Joyita and Korrelon did the nasty (geez, was Korrelon like a frat boy douchelord or what!?), and Snoopy was born (the first normal name of the bunch, however generic). Just as medical history predicted (or so I've heard, since I don't know squat about medical history), Snoopy was a little...no a lot...slow. I mean, slow doesn't even cut it. He was nothing short of a moron. And also, he looked like a bulldog a little bit, which makes me wonder if Joyita was, you know, making friends behind Korrelon's back (is this really surprising, though? Her father was getting intimate with her; it is no wonder that her escape was to become a slut).

And Snoopy? As I said, the kid (or dog, whatever) was real, real dumb. Like, other dogs would be trying to fight him and he would just sit there wagging his tail until they were done eating his flesh or something.

You want to hear something funny, though? Snoopy's vet would swear on his life that his name was actually "Goofy." Um, no it wasn't.

Nala was a beautiful, yet completely deranged, golden retriever. Her original owner couldn't handle her, so my sister begged and begged until we adopted her. Truth be told, I didn't want her. She was psycho. Psycho, I tell you. Kind of like an awkward, clumsy mammoth that did not understand his own strength (sorry, I had to bring mammoths into the conversation. I always forget what "furry elephants" were called, but now it is here, recorded for prosperity).

Eventually, we couldn't deal with her either.

The people that lived upstairs at our apartment building had an award-winning husky, so I got it in my head that I just had to get one. As luck would have it, my fourth grade substitute teacher was selling husky puppies, so I went over to her place one weekend to check them out. I set my mind on one particular puppy, and my dad and I went to the bank so that we'd have the money to pay for it.

By the time we got back, someone else had already bought it and taken him home. I cried for days. Finally, my dad took pity on me and set out to find baby huskies for sale (in Costa Rica! In that heat!). Eventually, he found one. We named him Nevito, which means "little snow" (there we go with those fabulous names again).

The most bizarre thing about Nevito? My mother actually liked him. I try not to hold that against him, may he rest in peace.


One by one, the dogs died off (sorry, how morbid), mostly due to snake bites. In early 2010, we got a Yorkie, Justin Bobby (not Justin Beiber. Justin Bobby from The Hills. This Justin Bobby. I believe this has been our most brilliant dog naming decision yet).

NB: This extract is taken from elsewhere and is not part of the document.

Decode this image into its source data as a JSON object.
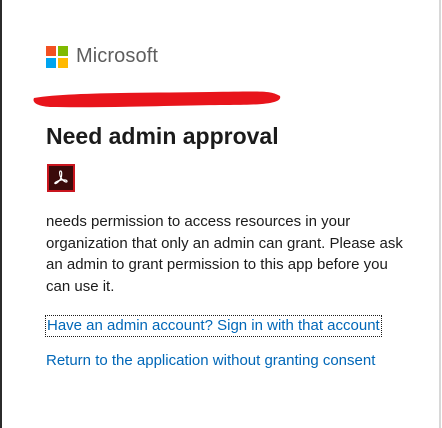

What bizarre thing does Justin Bobby do? Many a thing, that's what. But my favorite? Acting like a kangaroo. I mean, he jumps just like a kangaroo when he wants our attention (not that I've ever seen a kangaroo or anything). I wish I had a video to upload. It's hysterical.

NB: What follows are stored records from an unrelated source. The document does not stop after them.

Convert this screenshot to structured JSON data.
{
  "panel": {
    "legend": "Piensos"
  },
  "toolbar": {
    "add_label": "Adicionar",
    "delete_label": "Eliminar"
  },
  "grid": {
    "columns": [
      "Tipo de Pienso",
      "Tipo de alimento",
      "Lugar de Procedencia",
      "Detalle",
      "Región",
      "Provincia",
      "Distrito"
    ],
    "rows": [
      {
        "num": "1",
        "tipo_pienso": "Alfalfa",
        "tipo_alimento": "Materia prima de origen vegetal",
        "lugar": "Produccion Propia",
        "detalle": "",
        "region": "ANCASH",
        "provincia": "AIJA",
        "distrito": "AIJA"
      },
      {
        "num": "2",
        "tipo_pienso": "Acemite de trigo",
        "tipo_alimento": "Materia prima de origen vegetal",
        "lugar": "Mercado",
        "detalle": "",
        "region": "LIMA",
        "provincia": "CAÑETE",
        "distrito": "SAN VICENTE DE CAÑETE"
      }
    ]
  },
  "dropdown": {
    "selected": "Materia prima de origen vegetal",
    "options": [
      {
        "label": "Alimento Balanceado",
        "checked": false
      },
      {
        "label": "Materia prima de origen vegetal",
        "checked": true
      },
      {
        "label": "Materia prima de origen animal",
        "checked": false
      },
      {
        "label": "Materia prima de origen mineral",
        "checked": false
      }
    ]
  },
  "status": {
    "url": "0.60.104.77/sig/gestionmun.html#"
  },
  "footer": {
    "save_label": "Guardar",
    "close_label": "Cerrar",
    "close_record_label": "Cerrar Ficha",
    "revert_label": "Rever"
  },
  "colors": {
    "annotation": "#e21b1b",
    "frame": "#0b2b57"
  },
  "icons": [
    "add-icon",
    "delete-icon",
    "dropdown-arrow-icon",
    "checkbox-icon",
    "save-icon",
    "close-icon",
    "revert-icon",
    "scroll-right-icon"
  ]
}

Then, my boyfriend and I had another husky, Mikos, for a while. I don't feel right making fun of him since he died a very sad tragic young death due to a genetic disease. But I will say this: Mikos is hands down the smartest dog I've ever had, amen.

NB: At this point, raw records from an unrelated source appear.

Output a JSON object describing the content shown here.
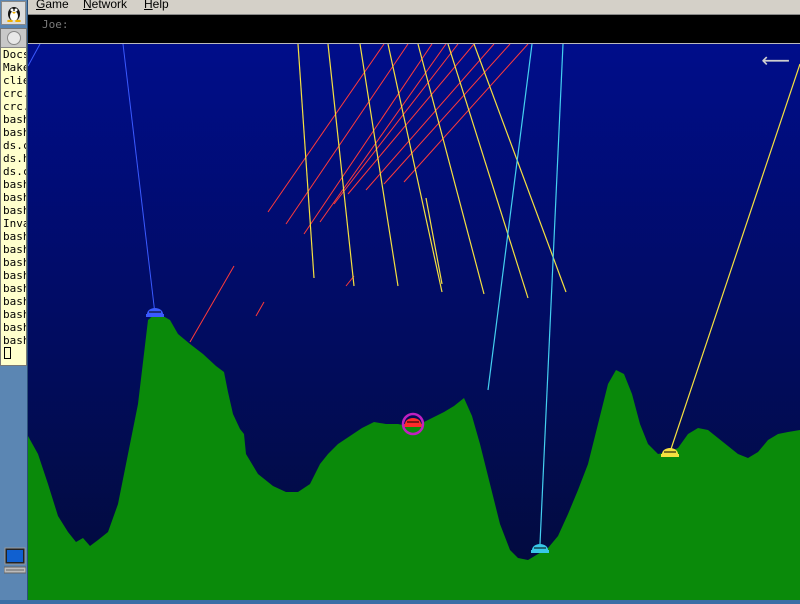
{
  "menubar": {
    "items": [
      {
        "label": "Game",
        "accel": "G"
      },
      {
        "label": "Network",
        "accel": "N"
      },
      {
        "label": "Help",
        "accel": "H"
      }
    ]
  },
  "chat": {
    "label": "Joe:"
  },
  "file_panel": {
    "items": [
      "Docs",
      "Make",
      "clie",
      "crc.",
      "crc.",
      "bash",
      "bash",
      "ds.c",
      "ds.h",
      "ds.c",
      "bash",
      "bash",
      "bash",
      "Inva",
      "bash",
      "bash",
      "bash",
      "bash",
      "bash",
      "bash",
      "bash",
      "bash",
      "bash"
    ]
  },
  "icons": {
    "os_logo": "tux-icon",
    "back": "left-arrow-icon",
    "desktop_computer": "computer-icon"
  },
  "game": {
    "sky_color_top": "#000d8a",
    "sky_color_bottom": "#020b3a",
    "terrain_color": "#0a8a0a",
    "tanks": [
      {
        "name": "blue-tank",
        "color": "#3a5aff"
      },
      {
        "name": "red-tank",
        "color": "#ff2a2a",
        "selected": true
      },
      {
        "name": "cyan-tank",
        "color": "#38c8e8"
      },
      {
        "name": "yellow-tank",
        "color": "#f5e040"
      }
    ],
    "selection_ring_color": "#c020c0"
  }
}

And that brings us to Simba. He is quite the strange little man, that one (also, before I changed his name to "Simba," his name was "Little Man Charger." Like what is that? I guess it's not just my sister and I that suck at dog names). There's the obsession with playing with tape, even though it hurts him when I have to rip it off his fur. Or his refusal to sleep anywhere other than on my head.

Or the way that he makes out with my finger when I give him a little peanut butter (a boy after his mama's heart, I see).